Instrumentos de raspado por ultrasonidos: guía para elegir bien

La diferencia entre la tecnología magnetostrictiva y piezoeléctrica en los detartrajes de ultrasonidos, y los criterios prácticos —desde el calor generado hasta la compatibilidad con marcapasos— para elegir el instrumento adecuado para la clínica.

Los detartrajes de ultrasonidos utilizados para el raspado profesional se basan en dos tecnologías distintas para generar la vibración del inserto activo: la magnetostricción y el principio piezoeléctrico. En la magnetostricción, un núcleo metálico ferromagnético dentro del instrumento se somete a un campo magnético alterno, lo que provoca su vibración; en el principio piezoeléctrico, en cambio, son cristales piezoeléctricos los que modifican sus dimensiones al someterlos a una carga eléctrica, generando la vibración del inserto con un movimiento más lineal que el movimiento elíptico típico de la tecnología magnetostrictiva.

Ambas tecnologías tienen implicaciones clínicas prácticas. Los detartrajes piezoeléctricos generan generalmente menos calor para una eficacia equivalente de eliminación de sarro, al tiempo que producen vibraciones de mayor intensidad; los detartrajes magnetostrictivos, al generar más calor, hacen que la irrigación con agua sea un elemento no negociable del protocolo, para evitar un sobrecalentamiento perjudicial para la pulpa dental. Un criterio de elección clínicamente relevante concierne a los pacientes portadores de marcapasos: los dispositivos piezoeléctricos son generalmente mejor tolerados en estos pacientes que los dispositivos magnetostrictivos, razón por la cual la tecnología piezoeléctrica ha ido ganando terreno progresivamente en la práctica clínica europea en los últimos años.

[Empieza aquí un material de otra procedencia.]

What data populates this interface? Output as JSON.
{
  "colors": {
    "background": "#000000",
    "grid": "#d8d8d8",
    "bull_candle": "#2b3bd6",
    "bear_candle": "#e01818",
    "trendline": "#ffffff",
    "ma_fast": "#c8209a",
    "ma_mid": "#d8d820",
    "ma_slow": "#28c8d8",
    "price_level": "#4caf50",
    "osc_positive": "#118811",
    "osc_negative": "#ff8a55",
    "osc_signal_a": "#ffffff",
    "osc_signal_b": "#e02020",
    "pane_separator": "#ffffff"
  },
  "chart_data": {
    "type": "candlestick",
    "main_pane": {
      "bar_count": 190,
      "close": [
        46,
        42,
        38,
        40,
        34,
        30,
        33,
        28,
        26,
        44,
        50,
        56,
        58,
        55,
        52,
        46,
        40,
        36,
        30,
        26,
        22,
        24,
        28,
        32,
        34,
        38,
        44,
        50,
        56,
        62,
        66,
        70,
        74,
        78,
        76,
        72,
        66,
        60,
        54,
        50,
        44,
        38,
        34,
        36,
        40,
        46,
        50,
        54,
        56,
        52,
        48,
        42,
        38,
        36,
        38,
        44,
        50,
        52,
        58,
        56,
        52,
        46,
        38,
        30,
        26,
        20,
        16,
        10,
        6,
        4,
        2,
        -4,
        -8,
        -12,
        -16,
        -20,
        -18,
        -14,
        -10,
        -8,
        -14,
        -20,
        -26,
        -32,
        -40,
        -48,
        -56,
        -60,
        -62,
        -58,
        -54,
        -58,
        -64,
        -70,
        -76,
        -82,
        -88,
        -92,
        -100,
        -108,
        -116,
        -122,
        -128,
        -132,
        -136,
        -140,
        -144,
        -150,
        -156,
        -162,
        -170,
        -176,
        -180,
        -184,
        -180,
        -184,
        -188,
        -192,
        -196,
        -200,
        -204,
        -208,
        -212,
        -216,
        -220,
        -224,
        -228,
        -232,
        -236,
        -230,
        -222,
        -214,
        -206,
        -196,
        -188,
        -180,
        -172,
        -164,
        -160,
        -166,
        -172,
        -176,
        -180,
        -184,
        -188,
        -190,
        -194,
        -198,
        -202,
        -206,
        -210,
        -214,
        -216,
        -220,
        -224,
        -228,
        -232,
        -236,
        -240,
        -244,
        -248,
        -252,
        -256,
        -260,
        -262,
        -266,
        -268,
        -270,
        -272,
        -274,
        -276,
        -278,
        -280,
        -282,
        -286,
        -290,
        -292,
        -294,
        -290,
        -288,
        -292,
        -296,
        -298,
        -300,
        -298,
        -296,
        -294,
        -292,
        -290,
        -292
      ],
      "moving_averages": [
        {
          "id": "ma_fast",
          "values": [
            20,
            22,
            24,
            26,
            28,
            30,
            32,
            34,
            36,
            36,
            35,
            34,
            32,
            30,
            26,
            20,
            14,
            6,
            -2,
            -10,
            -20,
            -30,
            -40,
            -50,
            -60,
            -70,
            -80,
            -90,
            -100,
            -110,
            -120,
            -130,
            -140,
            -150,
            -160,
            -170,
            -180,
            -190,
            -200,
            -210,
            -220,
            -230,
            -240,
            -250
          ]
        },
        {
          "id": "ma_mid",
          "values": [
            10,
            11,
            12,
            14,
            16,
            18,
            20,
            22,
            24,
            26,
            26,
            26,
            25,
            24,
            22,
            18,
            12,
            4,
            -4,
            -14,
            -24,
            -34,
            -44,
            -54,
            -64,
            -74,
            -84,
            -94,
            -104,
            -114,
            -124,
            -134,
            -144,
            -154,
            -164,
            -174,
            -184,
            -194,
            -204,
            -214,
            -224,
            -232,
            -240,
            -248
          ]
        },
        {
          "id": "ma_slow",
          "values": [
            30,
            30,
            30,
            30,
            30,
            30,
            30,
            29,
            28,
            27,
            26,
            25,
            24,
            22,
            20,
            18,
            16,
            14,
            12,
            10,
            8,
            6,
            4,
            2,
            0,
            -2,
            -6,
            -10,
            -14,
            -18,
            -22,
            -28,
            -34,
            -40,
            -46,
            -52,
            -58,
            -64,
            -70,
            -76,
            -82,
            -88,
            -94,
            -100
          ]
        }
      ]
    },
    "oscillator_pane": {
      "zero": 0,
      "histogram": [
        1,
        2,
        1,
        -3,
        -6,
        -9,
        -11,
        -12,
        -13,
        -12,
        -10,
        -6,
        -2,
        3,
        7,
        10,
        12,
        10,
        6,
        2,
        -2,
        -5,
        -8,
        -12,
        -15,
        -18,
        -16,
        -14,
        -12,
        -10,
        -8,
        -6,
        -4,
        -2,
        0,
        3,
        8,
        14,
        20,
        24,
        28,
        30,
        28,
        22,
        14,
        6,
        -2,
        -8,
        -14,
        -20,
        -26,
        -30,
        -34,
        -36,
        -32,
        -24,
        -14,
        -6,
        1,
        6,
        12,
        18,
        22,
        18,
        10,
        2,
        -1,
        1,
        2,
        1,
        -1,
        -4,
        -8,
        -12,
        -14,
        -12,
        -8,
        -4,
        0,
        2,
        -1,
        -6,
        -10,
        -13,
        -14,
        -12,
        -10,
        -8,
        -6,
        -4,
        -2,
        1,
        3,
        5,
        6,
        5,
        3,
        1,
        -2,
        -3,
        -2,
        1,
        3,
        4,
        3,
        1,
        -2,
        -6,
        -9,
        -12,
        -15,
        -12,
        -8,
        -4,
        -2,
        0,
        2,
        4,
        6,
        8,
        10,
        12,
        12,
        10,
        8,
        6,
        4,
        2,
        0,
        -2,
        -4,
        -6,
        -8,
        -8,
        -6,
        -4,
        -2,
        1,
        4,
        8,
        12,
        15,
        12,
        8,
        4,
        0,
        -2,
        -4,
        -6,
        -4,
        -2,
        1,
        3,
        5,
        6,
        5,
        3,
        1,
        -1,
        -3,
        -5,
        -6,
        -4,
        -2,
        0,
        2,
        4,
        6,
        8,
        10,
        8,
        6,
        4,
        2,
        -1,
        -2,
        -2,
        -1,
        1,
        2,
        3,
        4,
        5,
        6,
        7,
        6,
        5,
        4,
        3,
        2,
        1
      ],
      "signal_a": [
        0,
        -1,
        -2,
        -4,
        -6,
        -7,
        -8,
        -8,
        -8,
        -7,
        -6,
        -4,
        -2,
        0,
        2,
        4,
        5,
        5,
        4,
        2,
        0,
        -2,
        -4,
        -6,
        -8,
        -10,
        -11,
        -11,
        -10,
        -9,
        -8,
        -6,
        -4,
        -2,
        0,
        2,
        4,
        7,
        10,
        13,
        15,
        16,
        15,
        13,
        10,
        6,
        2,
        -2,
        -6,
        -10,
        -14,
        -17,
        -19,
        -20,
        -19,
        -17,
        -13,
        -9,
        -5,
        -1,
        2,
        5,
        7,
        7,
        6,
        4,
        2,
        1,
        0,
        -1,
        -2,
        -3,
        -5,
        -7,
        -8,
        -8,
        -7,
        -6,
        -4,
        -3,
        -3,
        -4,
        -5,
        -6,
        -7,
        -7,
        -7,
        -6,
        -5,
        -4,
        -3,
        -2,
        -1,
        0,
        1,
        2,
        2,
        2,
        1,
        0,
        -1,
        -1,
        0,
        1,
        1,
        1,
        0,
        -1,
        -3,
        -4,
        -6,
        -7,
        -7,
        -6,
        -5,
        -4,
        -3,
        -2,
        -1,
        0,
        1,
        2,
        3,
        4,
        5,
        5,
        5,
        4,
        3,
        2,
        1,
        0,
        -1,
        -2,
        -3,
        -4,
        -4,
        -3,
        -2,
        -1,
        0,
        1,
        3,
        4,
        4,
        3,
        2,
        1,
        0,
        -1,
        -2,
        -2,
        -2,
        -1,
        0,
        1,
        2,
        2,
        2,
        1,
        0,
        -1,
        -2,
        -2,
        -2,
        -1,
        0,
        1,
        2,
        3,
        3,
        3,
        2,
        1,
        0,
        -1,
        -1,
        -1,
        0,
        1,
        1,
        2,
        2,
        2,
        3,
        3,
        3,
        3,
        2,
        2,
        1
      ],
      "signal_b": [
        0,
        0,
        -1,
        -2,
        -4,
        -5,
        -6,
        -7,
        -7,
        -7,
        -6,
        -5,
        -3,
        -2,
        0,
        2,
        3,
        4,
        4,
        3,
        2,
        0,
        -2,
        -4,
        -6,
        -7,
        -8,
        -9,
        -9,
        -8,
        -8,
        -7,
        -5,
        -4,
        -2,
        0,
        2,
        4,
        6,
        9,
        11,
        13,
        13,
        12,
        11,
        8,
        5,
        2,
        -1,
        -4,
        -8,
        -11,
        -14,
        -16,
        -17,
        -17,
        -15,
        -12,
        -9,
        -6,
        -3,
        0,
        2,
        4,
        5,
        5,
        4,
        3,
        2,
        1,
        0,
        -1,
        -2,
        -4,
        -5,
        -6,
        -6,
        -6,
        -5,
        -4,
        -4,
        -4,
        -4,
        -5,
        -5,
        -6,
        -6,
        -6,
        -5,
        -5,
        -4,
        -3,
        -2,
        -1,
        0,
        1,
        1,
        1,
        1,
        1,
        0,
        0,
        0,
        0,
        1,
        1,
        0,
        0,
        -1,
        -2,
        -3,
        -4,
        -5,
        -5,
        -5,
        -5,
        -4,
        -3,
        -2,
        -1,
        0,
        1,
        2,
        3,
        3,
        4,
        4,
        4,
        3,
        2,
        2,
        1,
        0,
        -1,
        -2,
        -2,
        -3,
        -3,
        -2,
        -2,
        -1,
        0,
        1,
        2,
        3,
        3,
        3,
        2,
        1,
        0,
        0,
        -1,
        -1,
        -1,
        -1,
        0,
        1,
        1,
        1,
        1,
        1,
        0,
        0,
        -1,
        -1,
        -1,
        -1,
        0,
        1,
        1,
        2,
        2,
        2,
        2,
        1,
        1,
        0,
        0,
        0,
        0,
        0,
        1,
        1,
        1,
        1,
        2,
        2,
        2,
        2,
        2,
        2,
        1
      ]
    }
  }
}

Más allá de la tecnología base, los detartrajes modernos se diferencian por su modo de instalación —integrados en el equipo dental con irrigación centralizada, o portátiles y autónomos para mayor flexibilidad operativa entre distintos puestos— y por sus funciones accesorias, como la iluminación LED integrada en la pieza de mano para mejorar la visibilidad intraoral. Un detartraje de ultrasonidos bien elegido, además, no se limita al simple raspado: con insertos específicos, encuentra también aplicación en periodoncia para la descontaminación de bolsas, en endodoncia para la retirada de espigas o instrumentos fracturados y para la activación de irrigantes de conducto, y en implantología para la limpieza delicada de las superficies implantarias de titanio.

En la elección práctica para la clínica, cuatro factores merecen especial atención: la potencia regulable y la precisión del control de la frecuencia y el caudal de agua, la disponibilidad de insertos intercambiables para las distintas aplicaciones clínicas, la ergonomía de la pieza de mano para reducir la fatiga del operador en sesiones prolongadas, y la compatibilidad con el parque de insertos ya presente en la clínica, un factor económico a menudo decisivo al evaluar la sustitución de un equipo existente.